After a meeting that ran past midnight, the Pasadena City Council Monday night voted to move forward on raising the city’s minimum wage.
The Council voted unanimously in favor of a pathway to $15 per hour by 2020, and in support of wage enforcement. The new wage increase would begin in July, with a minimum wage of $10.50. It would then climb every year to 2018, when it would be $13.25. The impact of the ordinance on the local economy would then be reviewed by the City Council in February, 2019, for continuing on to its eventual goal of $15 an hour in 2020. Future raises beyond 2020 would be indexed to annual cost of living adjustments.
Additionally, the Council agreed to impose the raise mandate on non-profits, small businesses, and tipped workers in the new ordinance.
The Council vote was the culmination of five city-sponsored community meetings held since August, in locations all over the city.
The long evening began with a press conference and rally in support of the increased wage in front of the City Hall, by members of the Los Angeles Alliance for a New Economy (LAANE). Robert Nothoff, project director, told Pasadena Now, “We feel very confident that we are on the path to 15 (dollars an hour) with strong wage enforcement which would raise wages for 30,000 workers when fully phased in, lift 10,000 people out of poverty, and put $234 million back into the pockets of workers, which then circulates locally.”

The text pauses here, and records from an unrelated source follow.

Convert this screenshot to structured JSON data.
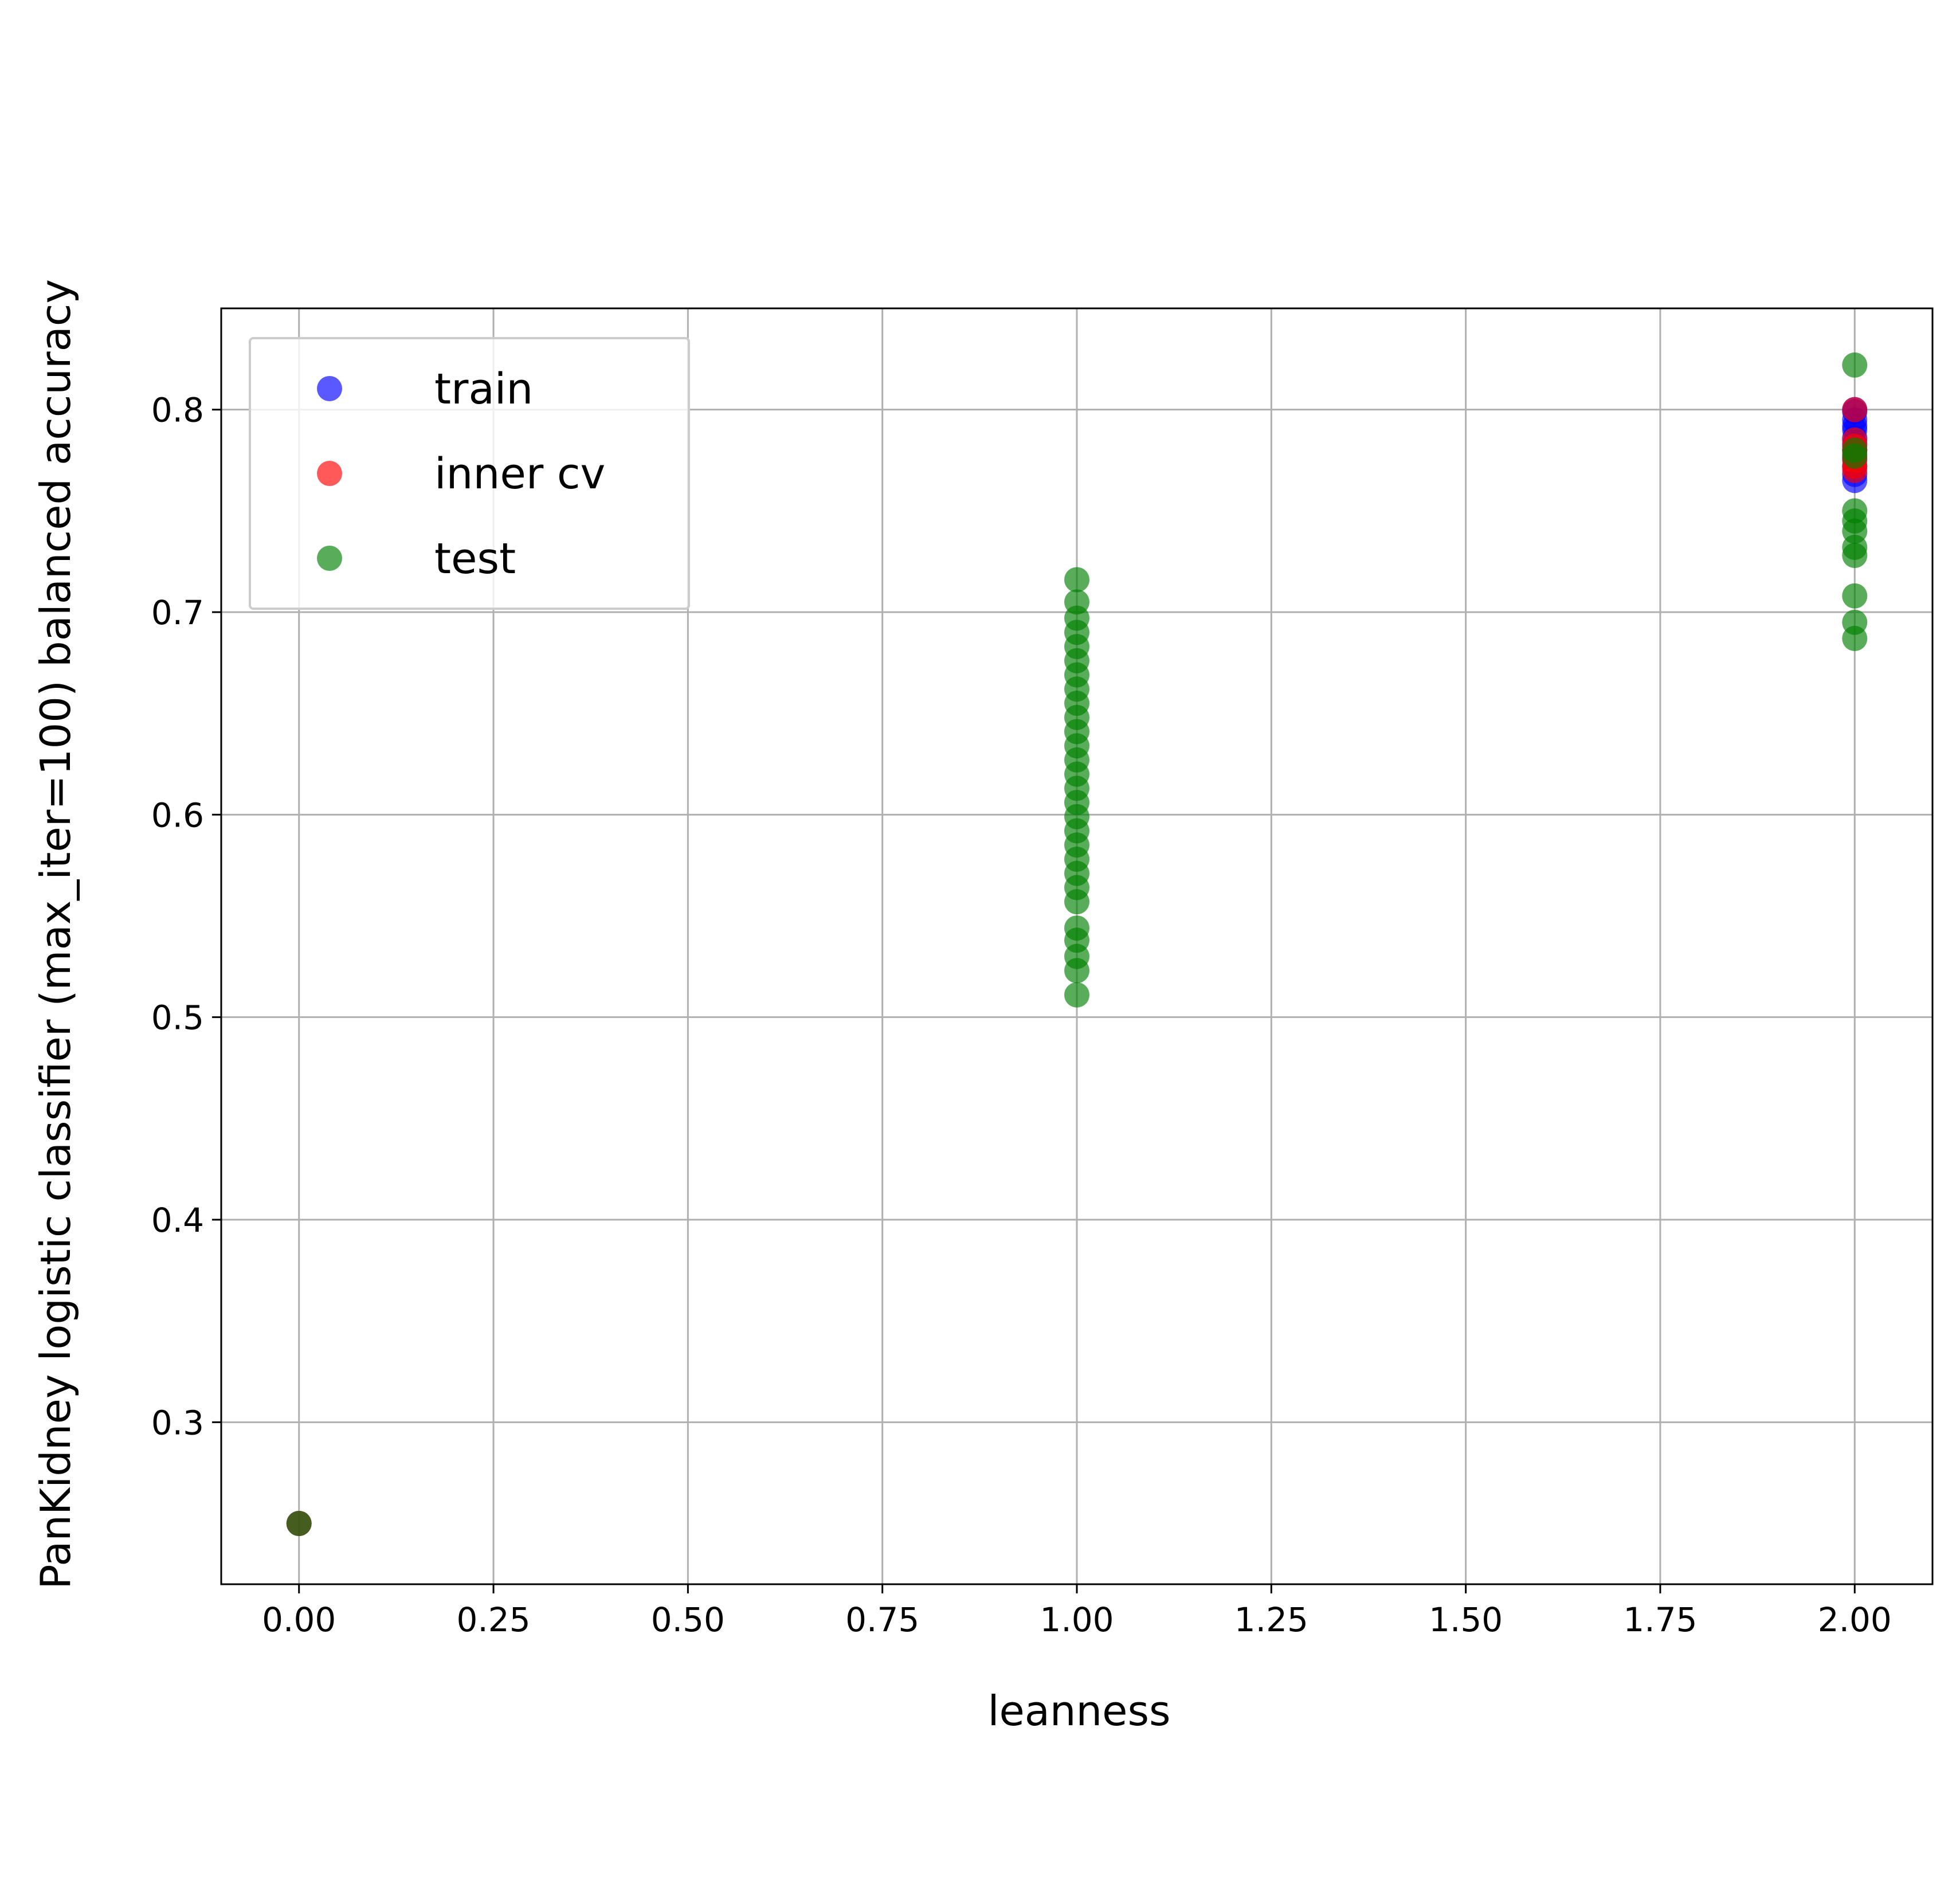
{
  "chart_data": {
    "type": "scatter",
    "xlabel": "leanness",
    "ylabel": "PanKidney logistic classifier (max_iter=100) balanced accuracy",
    "xlim": [
      -0.1,
      2.1
    ],
    "ylim": [
      0.22,
      0.85
    ],
    "xticks": [
      "0.00",
      "0.25",
      "0.50",
      "0.75",
      "1.00",
      "1.25",
      "1.50",
      "1.75",
      "2.00"
    ],
    "yticks": [
      "0.3",
      "0.4",
      "0.5",
      "0.6",
      "0.7",
      "0.8"
    ],
    "grid": true,
    "legend_position": "top-left",
    "series": [
      {
        "name": "train",
        "color": "#0000ff",
        "points": [
          [
            0,
            0.25
          ],
          [
            2,
            0.8
          ],
          [
            2,
            0.799
          ],
          [
            2,
            0.795
          ],
          [
            2,
            0.792
          ],
          [
            2,
            0.79
          ],
          [
            2,
            0.786
          ],
          [
            2,
            0.783
          ],
          [
            2,
            0.78
          ],
          [
            2,
            0.776
          ],
          [
            2,
            0.772
          ],
          [
            2,
            0.768
          ],
          [
            2,
            0.765
          ]
        ]
      },
      {
        "name": "inner cv",
        "color": "#ff0000",
        "points": [
          [
            0,
            0.25
          ],
          [
            2,
            0.8
          ],
          [
            2,
            0.785
          ],
          [
            2,
            0.782
          ],
          [
            2,
            0.78
          ],
          [
            2,
            0.778
          ],
          [
            2,
            0.775
          ],
          [
            2,
            0.772
          ],
          [
            2,
            0.77
          ]
        ]
      },
      {
        "name": "test",
        "color": "#008000",
        "points": [
          [
            0,
            0.25
          ],
          [
            1,
            0.716
          ],
          [
            1,
            0.705
          ],
          [
            1,
            0.697
          ],
          [
            1,
            0.69
          ],
          [
            1,
            0.683
          ],
          [
            1,
            0.676
          ],
          [
            1,
            0.669
          ],
          [
            1,
            0.662
          ],
          [
            1,
            0.655
          ],
          [
            1,
            0.648
          ],
          [
            1,
            0.641
          ],
          [
            1,
            0.634
          ],
          [
            1,
            0.627
          ],
          [
            1,
            0.62
          ],
          [
            1,
            0.613
          ],
          [
            1,
            0.606
          ],
          [
            1,
            0.599
          ],
          [
            1,
            0.592
          ],
          [
            1,
            0.585
          ],
          [
            1,
            0.578
          ],
          [
            1,
            0.571
          ],
          [
            1,
            0.564
          ],
          [
            1,
            0.557
          ],
          [
            1,
            0.544
          ],
          [
            1,
            0.538
          ],
          [
            1,
            0.53
          ],
          [
            1,
            0.523
          ],
          [
            1,
            0.511
          ],
          [
            2,
            0.822
          ],
          [
            2,
            0.78
          ],
          [
            2,
            0.777
          ],
          [
            2,
            0.75
          ],
          [
            2,
            0.745
          ],
          [
            2,
            0.74
          ],
          [
            2,
            0.732
          ],
          [
            2,
            0.728
          ],
          [
            2,
            0.708
          ],
          [
            2,
            0.695
          ],
          [
            2,
            0.687
          ]
        ]
      }
    ]
  }
}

Supporters of the bill packed the Council chambers, and many were directed to additional viewing in the City Hall basement where they watched the proceedings on a closed circuit broadcast.
The public speaker portion of the meeting took over three hours, with testimonies ranging from the tearful to the dramatic. Much of the testimony centered around the issue of wage theft enforcement.
Pablo Alvarado, director of the Pasadena Community Job Center, took to the lectern and held up a hefty California Labor Code, saying, “This is the California Labor Code. Every law that protects workers is right in here.” Setting it down, he then lifted up a copy of the California Penal Code, telling the council, “If the state of California spent as much time enforcing the Labor Code as they do the penal code, you would have a lot less people in jail.”
“This is a moral issue,” said labor organizer Robert Christo. “You need to punish wage thieves like you punish robbers.”
Angel Olvera of the Pasadena Job center also told members of the Council that day laborers at the center recently agreed among themselves to only work for $15 an hour, or more, and were still hired. “If they can do it,” he said, “Then so can you.”
Resident Ed Washatka, campaigning for an even higher wage, quoted former Pasadena Councilmember Jaquie Robinson, saying that that the $15 an hour wage “is a floor, not a ceiling.”
While the public testimony was overwhelmingly in support of the new wage ordinance, at least three speakers offered a different perspective.
Paul Little, president of the Pasadena Chamber of Commerce, offered an “alternative plan” that topped the increase at $12.50. Said Little, “When you increase minimum wage, you raise youth unemployment.”
Armen Shirvanian, owner of Mi Piace, said, “In my restaurant, we are a family. I don’t know where these people work who are complaining, but we pay our workers well. We have a sign that says, ‘No one here is better than any other, and no one is better than the dishwasher.’” He urged the council to take a “more measured, slower approach.”
Robin Salzer, owner of Robin’s Wood-fired Grill, took a moment to remind the members of the City Council that his restaurant has been a long time supporter of the community, from feeding firefighters to donating to local causes throughout the area.
The Council passed on the staff recommendation for the new ordinance with only two alterations—that the ordinance be “reviewed” in 2019, to assess its impact on the community, a point that council member Steve Madison argued vehemently against. “This is no longer a path to $15 in 2020, it’s a path to $13.25 in 2019,” he said.
The Council also agreed to match the City of Los Angeles standard for a “learners” exemption, which would exempt workers between the ages of 14-17 for 160 days. The original recommendation, which council member Tyron Hampton argued for, was no age limit and 480 days.
The City Attorney will now create the wording for the new ordinance, which will come back to the council in about 30 days, for a full reading.
The new ordinance, once the final wording is approved, would go into effect this June.
Mayor Terry Tornek called the entire process and discussion “thorough and thoughtful,” as he directed the council through the vote. The final vote was a unanimous consensus, with the gavel falling at 12:20 a.m.